For that, the third and final segment, Listen again and seek the sun, directed by Paloma Baeza, ends with a ray of hope, physically and symbolically, that the situation of the setting should hardly be able to promise. In what appears to be the future, in a time when the climate has gone haywire, the house now stands alone amidst a continually rising lake of water. The cat landlord Rosa (Susan Wokoma) is obsessed with fixing up her rundown property, and is hampered by the lack of the financial input that her non-rent-paying lodgers Elias (Will Sharpe of Black Pond [2011 / trailer]) and Jen (Helena Bonham Carter of Dark Shadows [2012 / trailer], The Lone Ranger [2013 / trailer] and so much more) should be supplying. The three seems more like a dysfunctional family than a landlord-lodgers triad, but the arrival of Cosmos (Paul Kaye of Anna and the Apocalypse [2017 / trailer], Malice in Wonderland [2009 / trailer], The Toll [2021 / trailer] and more), a mystical shaman-like friend of Jen, skews the already precarious balance in the house, a house in which one person chooses to continually ignore her obviously doomed situation and the other two are perhaps possibly finally ready to move on. While quirky and somewhat laden with a sense invertible loss, this segment remains the happiest of the three, ending on a note that indicates that at least sometimes even the most doomed of situations might still have a future available, if you are only able to find it.

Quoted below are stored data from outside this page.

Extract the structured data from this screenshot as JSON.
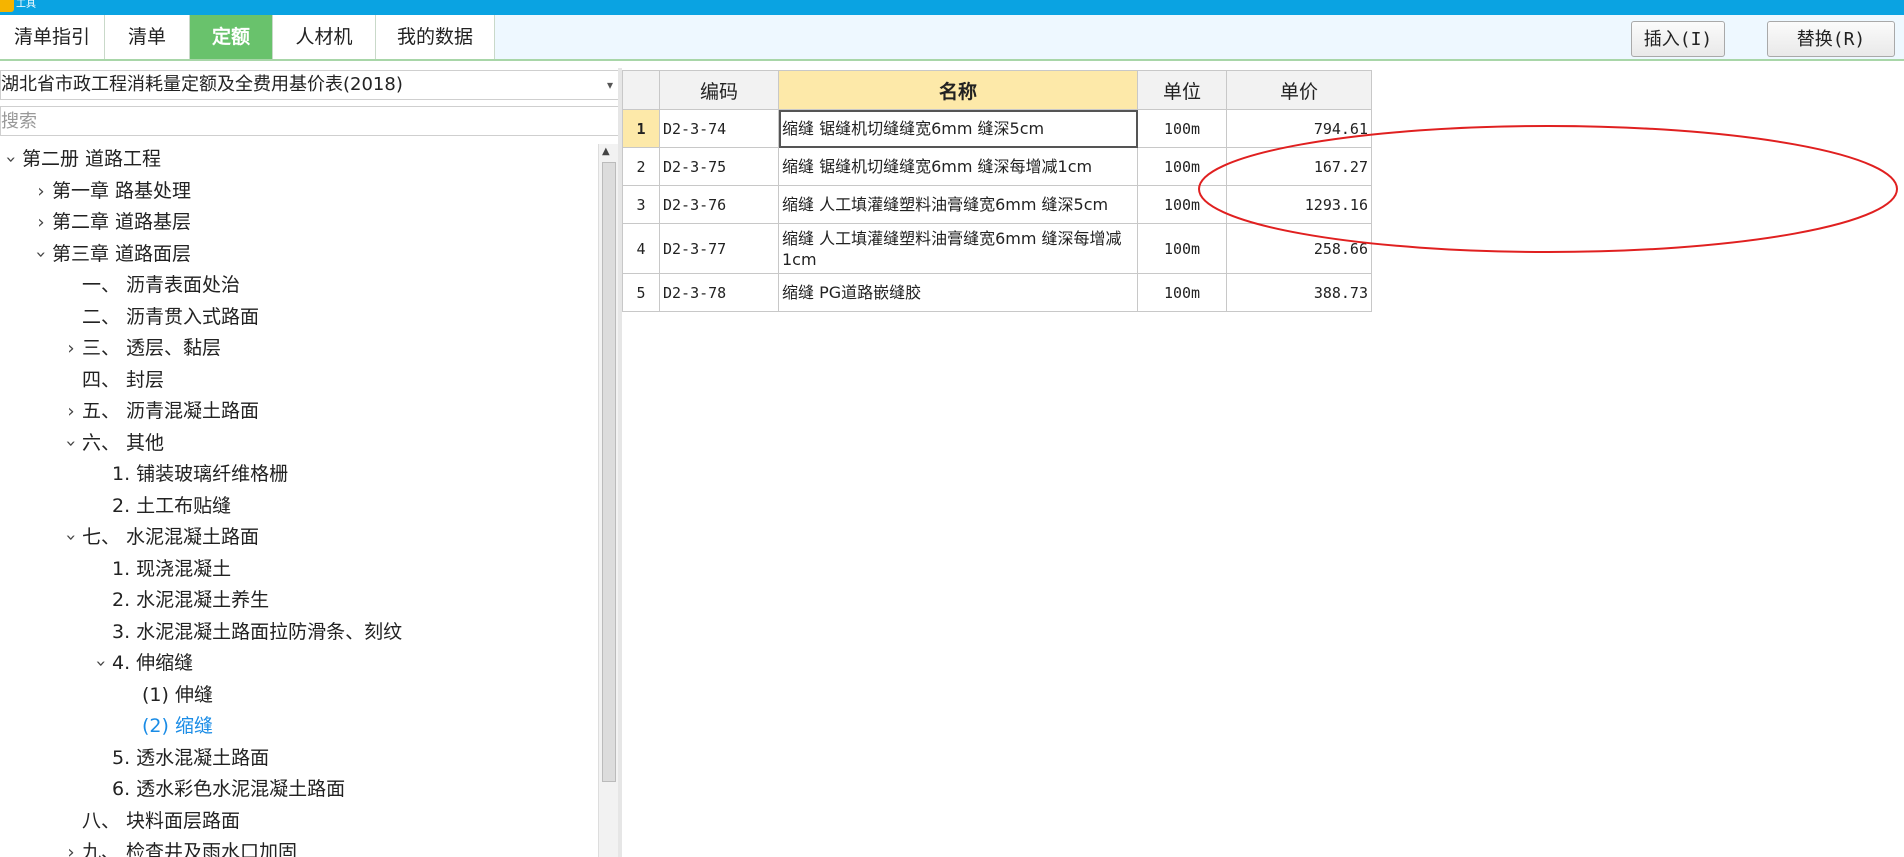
{
  "titlebar": {
    "title": "工具"
  },
  "tabs": [
    {
      "label": "清单指引",
      "active": false
    },
    {
      "label": "清单",
      "active": false
    },
    {
      "label": "定额",
      "active": true
    },
    {
      "label": "人材机",
      "active": false
    },
    {
      "label": "我的数据",
      "active": false
    }
  ],
  "buttons": {
    "insert": "插入(I)",
    "replace": "替换(R)"
  },
  "library": {
    "selected": "湖北省市政工程消耗量定额及全费用基价表(2018)"
  },
  "search": {
    "placeholder": "搜索"
  },
  "tree": [
    {
      "label": "第二册 道路工程",
      "level": 0,
      "state": "expanded",
      "selected": false
    },
    {
      "label": "第一章 路基处理",
      "level": 1,
      "state": "collapsed",
      "selected": false
    },
    {
      "label": "第二章 道路基层",
      "level": 1,
      "state": "collapsed",
      "selected": false
    },
    {
      "label": "第三章 道路面层",
      "level": 1,
      "state": "expanded",
      "selected": false
    },
    {
      "label": "一、 沥青表面处治",
      "level": 2,
      "state": "leaf",
      "selected": false
    },
    {
      "label": "二、 沥青贯入式路面",
      "level": 2,
      "state": "leaf",
      "selected": false
    },
    {
      "label": "三、 透层、黏层",
      "level": 2,
      "state": "collapsed",
      "selected": false
    },
    {
      "label": "四、 封层",
      "level": 2,
      "state": "leaf",
      "selected": false
    },
    {
      "label": "五、 沥青混凝土路面",
      "level": 2,
      "state": "collapsed",
      "selected": false
    },
    {
      "label": "六、 其他",
      "level": 2,
      "state": "expanded",
      "selected": false
    },
    {
      "label": "1. 铺装玻璃纤维格栅",
      "level": 3,
      "state": "leaf",
      "selected": false
    },
    {
      "label": "2. 土工布贴缝",
      "level": 3,
      "state": "leaf",
      "selected": false
    },
    {
      "label": "七、 水泥混凝土路面",
      "level": 2,
      "state": "expanded",
      "selected": false
    },
    {
      "label": "1. 现浇混凝土",
      "level": 3,
      "state": "leaf",
      "selected": false
    },
    {
      "label": "2. 水泥混凝土养生",
      "level": 3,
      "state": "leaf",
      "selected": false
    },
    {
      "label": "3. 水泥混凝土路面拉防滑条、刻纹",
      "level": 3,
      "state": "leaf",
      "selected": false
    },
    {
      "label": "4. 伸缩缝",
      "level": 3,
      "state": "expanded",
      "selected": false
    },
    {
      "label": "(1) 伸缝",
      "level": 4,
      "state": "leaf",
      "selected": false
    },
    {
      "label": "(2) 缩缝",
      "level": 4,
      "state": "leaf",
      "selected": true
    },
    {
      "label": "5. 透水混凝土路面",
      "level": 3,
      "state": "leaf",
      "selected": false
    },
    {
      "label": "6. 透水彩色水泥混凝土路面",
      "level": 3,
      "state": "leaf",
      "selected": false
    },
    {
      "label": "八、 块料面层路面",
      "level": 2,
      "state": "leaf",
      "selected": false
    },
    {
      "label": "九、 检查井及雨水口加固",
      "level": 2,
      "state": "collapsed",
      "selected": false
    }
  ],
  "table": {
    "columns": {
      "code": "编码",
      "name": "名称",
      "unit": "单位",
      "price": "单价"
    },
    "rows": [
      {
        "num": "1",
        "code": "D2-3-74",
        "name": "缩缝 锯缝机切缝缝宽6mm 缝深5cm",
        "unit": "100m",
        "price": "794.61"
      },
      {
        "num": "2",
        "code": "D2-3-75",
        "name": "缩缝 锯缝机切缝缝宽6mm 缝深每增减1cm",
        "unit": "100m",
        "price": "167.27"
      },
      {
        "num": "3",
        "code": "D2-3-76",
        "name": "缩缝 人工填灌缝塑料油膏缝宽6mm 缝深5cm",
        "unit": "100m",
        "price": "1293.16"
      },
      {
        "num": "4",
        "code": "D2-3-77",
        "name": "缩缝 人工填灌缝塑料油膏缝宽6mm 缝深每增减1cm",
        "unit": "100m",
        "price": "258.66"
      },
      {
        "num": "5",
        "code": "D2-3-78",
        "name": "缩缝 PG道路嵌缝胶",
        "unit": "100m",
        "price": "388.73"
      }
    ]
  },
  "colors": {
    "titlebar": "#0aa3e2",
    "active_tab": "#69c26c",
    "selected_tree_item": "#1a8ce6",
    "active_column": "#fde9a9",
    "annotation": "#e02020"
  }
}
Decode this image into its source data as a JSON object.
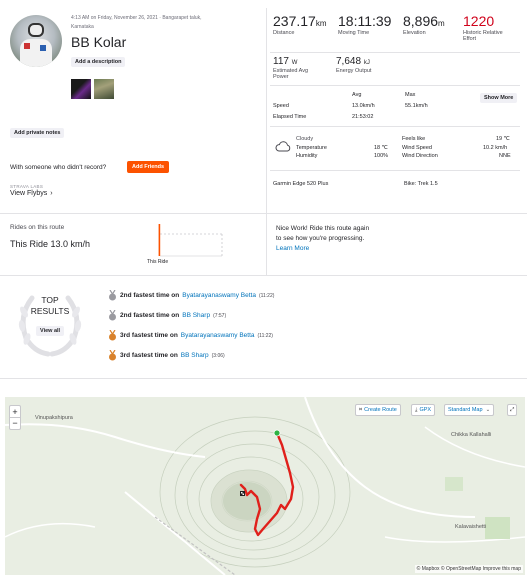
{
  "profile": {
    "date_line": "4:13 AM on Friday, November 26, 2021 · Bangarapet taluk,",
    "location_line": "Karnataka",
    "title": "BB Kolar",
    "add_description": "Add a description"
  },
  "stats": {
    "distance": {
      "value": "237.17",
      "unit": "km",
      "label": "Distance"
    },
    "moving_time": {
      "value": "18:11:39",
      "label": "Moving Time"
    },
    "elevation": {
      "value": "8,896",
      "unit": "m",
      "label": "Elevation"
    },
    "relative_effort": {
      "value": "1220",
      "label1": "Historic Relative",
      "label2": "Effort"
    },
    "power": {
      "value": "117",
      "unit": "W",
      "label1": "Estimated Avg",
      "label2": "Power"
    },
    "energy": {
      "value": "7,648",
      "unit": "kJ",
      "label": "Energy Output"
    }
  },
  "speed_table": {
    "avg_header": "Avg",
    "max_header": "Max",
    "show_more": "Show More",
    "speed_label": "Speed",
    "speed_avg": "13.0km/h",
    "speed_max": "55.1km/h",
    "elapsed_label": "Elapsed Time",
    "elapsed_value": "21:53:02"
  },
  "weather": {
    "condition": "Cloudy",
    "temp_label": "Temperature",
    "temp_value": "18 ℃",
    "humidity_label": "Humidity",
    "humidity_value": "100%",
    "feels_label": "Feels like",
    "feels_value": "19 ℃",
    "wind_speed_label": "Wind Speed",
    "wind_speed_value": "10.2 km/h",
    "wind_dir_label": "Wind Direction",
    "wind_dir_value": "NNE"
  },
  "device": {
    "device": "Garmin Edge 520 Plus",
    "bike": "Bike: Trek 1.5"
  },
  "notes": {
    "add_private_notes": "Add private notes",
    "with_someone": "With someone who didn't record?",
    "add_friends": "Add Friends",
    "strava_labs": "STRAVA LABS",
    "view_flybys": "View Flybys"
  },
  "route": {
    "rides_on_route": "Rides on this route",
    "this_ride": "This Ride 13.0 km/h",
    "chart_label": "This Ride",
    "nice_work": "Nice Work! Ride this route again",
    "progress_line": "to see how you're progressing.",
    "learn_more": "Learn More"
  },
  "top_results": {
    "title1": "TOP",
    "title2": "RESULTS",
    "view_all": "View all",
    "items": [
      {
        "rank": "2nd fastest time on",
        "segment": "Byatarayanaswamy Betta",
        "time": "(11:22)",
        "color": "#9a9aa0"
      },
      {
        "rank": "2nd fastest time on",
        "segment": "BB Sharp",
        "time": "(7:57)",
        "color": "#9a9aa0"
      },
      {
        "rank": "3rd fastest time on",
        "segment": "Byatarayanaswamy Betta",
        "time": "(11:22)",
        "color": "#d9822b"
      },
      {
        "rank": "3rd fastest time on",
        "segment": "BB Sharp",
        "time": "(3:06)",
        "color": "#d9822b"
      }
    ]
  },
  "map": {
    "zoom_in": "+",
    "zoom_out": "−",
    "create_route": "Create Route",
    "gpx": "GPX",
    "map_style": "Standard Map",
    "place_1": "Vinupakshipura",
    "place_2": "Chikka Kallahalli",
    "place_3": "Kalavaishetti",
    "attribution": "© Mapbox © OpenStreetMap Improve this map",
    "route_color": "#e0201b"
  },
  "colors": {
    "accent": "#fc5200",
    "relative_effort": "#d0021b",
    "link": "#0073bb"
  }
}
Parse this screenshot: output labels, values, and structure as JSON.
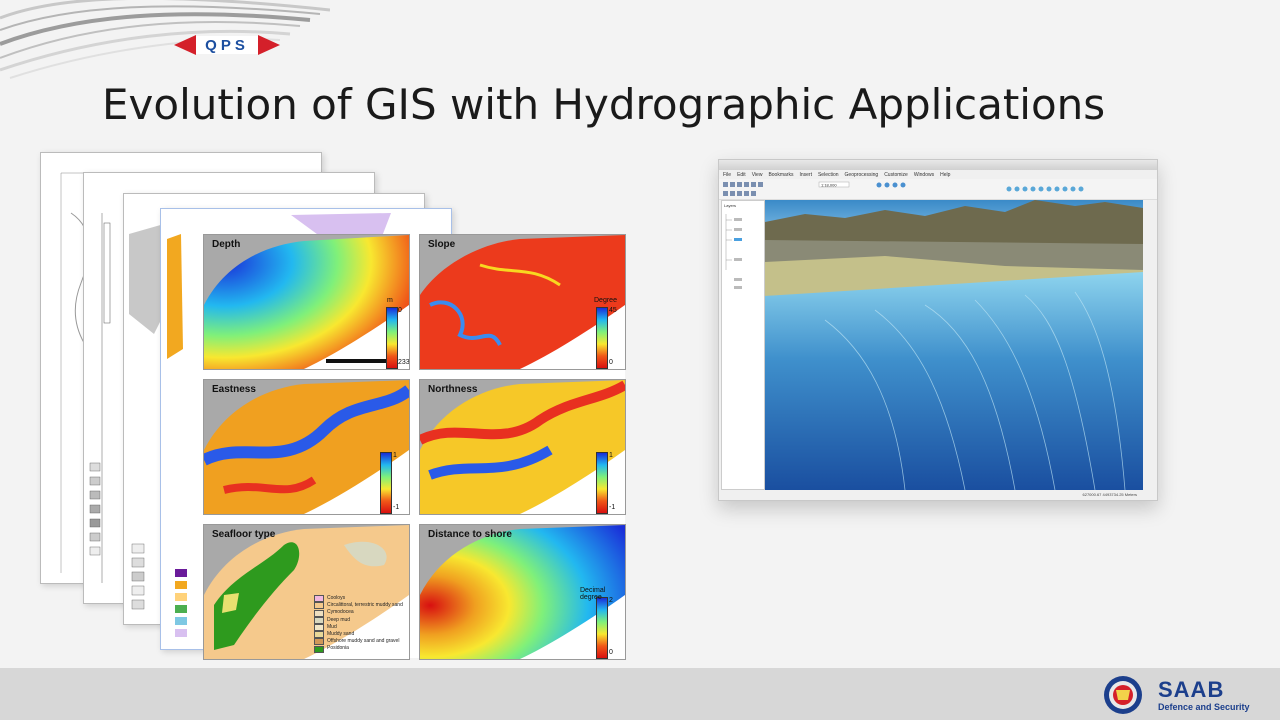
{
  "brand": {
    "logo_text": "QPS"
  },
  "slide": {
    "title": "Evolution of GIS with Hydrographic Applications"
  },
  "panels": [
    {
      "label": "Depth",
      "cb_top": "0",
      "cb_bot": "233",
      "unit": "m"
    },
    {
      "label": "Slope",
      "cb_top": "45",
      "cb_bot": "0",
      "unit": "Degree"
    },
    {
      "label": "Eastness",
      "cb_top": "1",
      "cb_bot": "-1",
      "unit": ""
    },
    {
      "label": "Northness",
      "cb_top": "1",
      "cb_bot": "-1",
      "unit": ""
    },
    {
      "label": "Seafloor type",
      "cb_top": "",
      "cb_bot": "",
      "unit": ""
    },
    {
      "label": "Distance to shore",
      "cb_top": "2",
      "cb_bot": "0",
      "unit": "Decimal degree"
    }
  ],
  "seafloor_legend": [
    {
      "name": "Cooloys",
      "color": "#f2b8e0"
    },
    {
      "name": "Circalittoral, terrestric muddy sand",
      "color": "#f5c98c"
    },
    {
      "name": "Cymodocea",
      "color": "#eedfc0"
    },
    {
      "name": "Deep mud",
      "color": "#d8d8c0"
    },
    {
      "name": "Mud",
      "color": "#f0e6c8"
    },
    {
      "name": "Muddy sand",
      "color": "#e8d898"
    },
    {
      "name": "Offshore muddy sand and gravel",
      "color": "#d09858"
    },
    {
      "name": "Posidonia",
      "color": "#2e9a1e"
    }
  ],
  "gis_window": {
    "menu": [
      "File",
      "Edit",
      "View",
      "Bookmarks",
      "Insert",
      "Selection",
      "Geoprocessing",
      "Customize",
      "Windows",
      "Help"
    ],
    "scale": "1:18,000",
    "toc_title": "Layers",
    "status": "627000.67 4493734.25 Meters"
  },
  "footer": {
    "company": "SAAB",
    "tagline": "Defence and Security"
  },
  "colors": {
    "footer_bg": "#d7d7d7",
    "saab_blue": "#1c3f8c",
    "qps_red": "#d4202a"
  }
}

The House is an idiosyncratic treat, a masterfully executed collection of finely tuned tales that seesaw, successfully, between grotesque and tragic, dread and joy, humor and horror. Technically, the execution is excellent, making the movie a true feast for the eye. Likewise, the narratives are engrossing and hardly predictable, with every episode making the viewer hungry for more. Ultimately, the only flaw with the movie is that after the third segment, The House ends.